In fact, that happened to Wick Digital Media Sales Manager Jim Keyes recently and he was kind enough to allow me to use his experience as an object lesson for the rest of us. Here he is in his own words:
I recently commented on a story in the local paper and really didn’t pay attention to the fact that Facebook sign-in postings show your personal information for all to see – with your title at your current position. More and more sites use the sign-in as their only procedure and not as an option.
A reader took this title representation on the site as me representing my company, Wick Communications, and was not happy that “Wick” was not characterizing his community in the best light.
Here are my lessons learned:
- To no longer post with FB sign-ins – as there does not seem to be a way to delete that title representation on one’s postings. This was misunderstood as a media company offering their official position on a topic – which was in no way my intention.

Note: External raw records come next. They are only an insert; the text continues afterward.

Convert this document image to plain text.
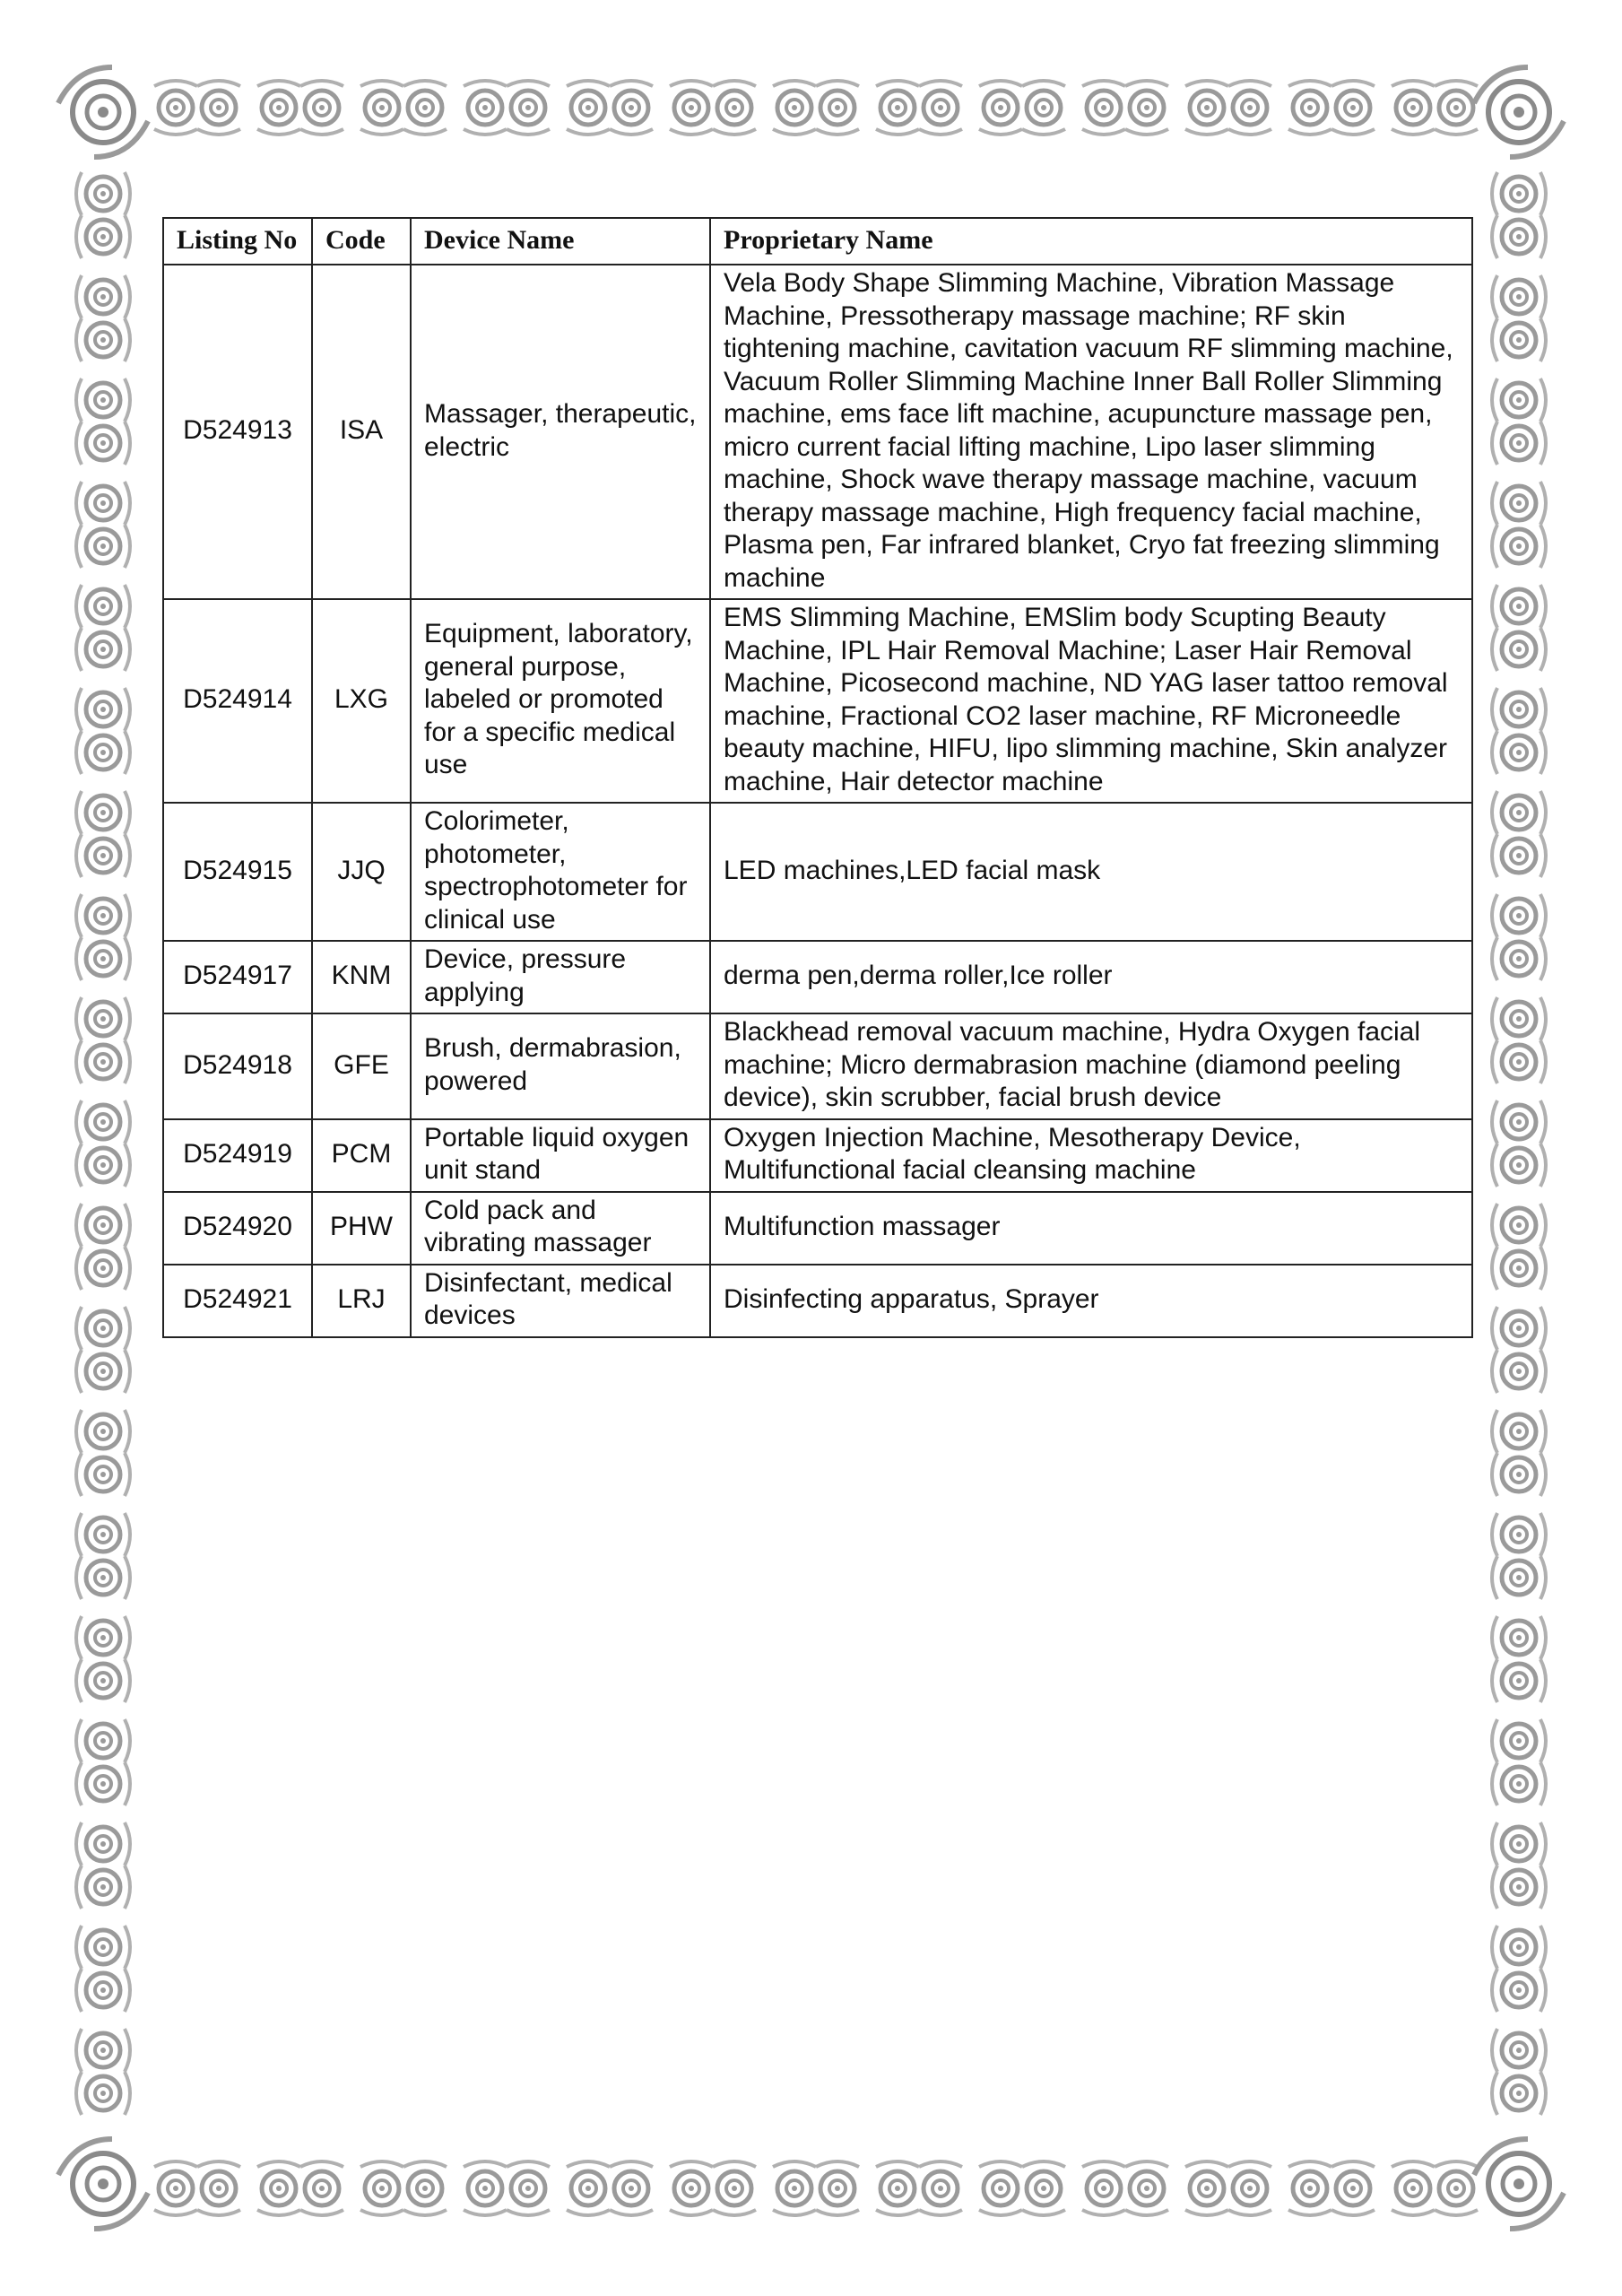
Listing No	Code	Device Name	Proprietary Name
D524913	ISA	Massager, therapeutic, electric	Vela Body Shape Slimming Machine, Vibration Massage Machine, Pressotherapy massage machine; RF skin tightening machine, cavitation vacuum RF slimming machine, Vacuum Roller Slimming Machine Inner Ball Roller Slimming machine, ems face lift machine, acupuncture massage pen, micro current facial lifting machine, Lipo laser slimming machine, Shock wave therapy massage machine, vacuum therapy massage machine, High frequency facial machine, Plasma pen, Far infrared blanket, Cryo fat freezing slimming machine
D524914	LXG	Equipment, laboratory, general purpose, labeled or promoted for a specific medical use	EMS Slimming Machine, EMSlim body Scupting Beauty Machine, IPL Hair Removal Machine; Laser Hair Removal Machine, Picosecond machine, ND YAG laser tattoo removal machine, Fractional CO2 laser machine, RF Microneedle beauty machine, HIFU, lipo slimming machine, Skin analyzer machine, Hair detector machine
D524915	JJQ	Colorimeter, photometer, spectrophotometer for clinical use	LED machines,LED facial mask
D524917	KNM	Device, pressure applying	derma pen,derma roller,Ice roller
D524918	GFE	Brush, dermabrasion, powered	Blackhead removal vacuum machine, Hydra Oxygen facial machine; Micro dermabrasion machine (diamond peeling device), skin scrubber, facial brush device
D524919	PCM	Portable liquid oxygen unit stand	Oxygen Injection Machine, Mesotherapy Device, Multifunctional facial cleansing machine
D524920	PHW	Cold pack and vibrating massager	Multifunction massager
D524921	LRJ	Disinfectant, medical devices	Disinfecting apparatus, Sprayer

- Today’s world is so small and compact that one would never imagine an anonymous story comment could somehow get back to one’s employer. Pay attention to details. …
Jim’s a good sport and, as I say, we all need the reminder. I might add a couple of rules I try to live by: I Never type anything that I would be ashamed for my employer (or mother) to read. And I don’t make anonymous comments, ever. For one thing, we are not as anonymous as we think we are. If you have to register with an email address, someone can figure out who you are and your IP address is always floating out there. Plus, I don’t require anonymity. I am fortunate enough to live in a country that protects my right to free speech and smart enough to know that, while I may say what I want there may be consequences for the things that I say.
I want to take this opportunity to remind folks that Wick Communications has a social media policy, one that specifically governs how we conduct ourselves online. (You can find it beginning on Page 41 of the Employee Handbook, which is among the Human Resources links at wickcommunications.com.) More importantly, I want to urge everyone to remember common sense. When we wrote the social media policy more than four years ago, I announced it in the Kicker. I wrote at the time, “…it boils down to this: you represent your newspaper. For that reason, what you write at home may well follow you to work. So use your head. Apply common sense. And if you are unsure, ask a supervisor before you post.”
I still think that is pretty good advice.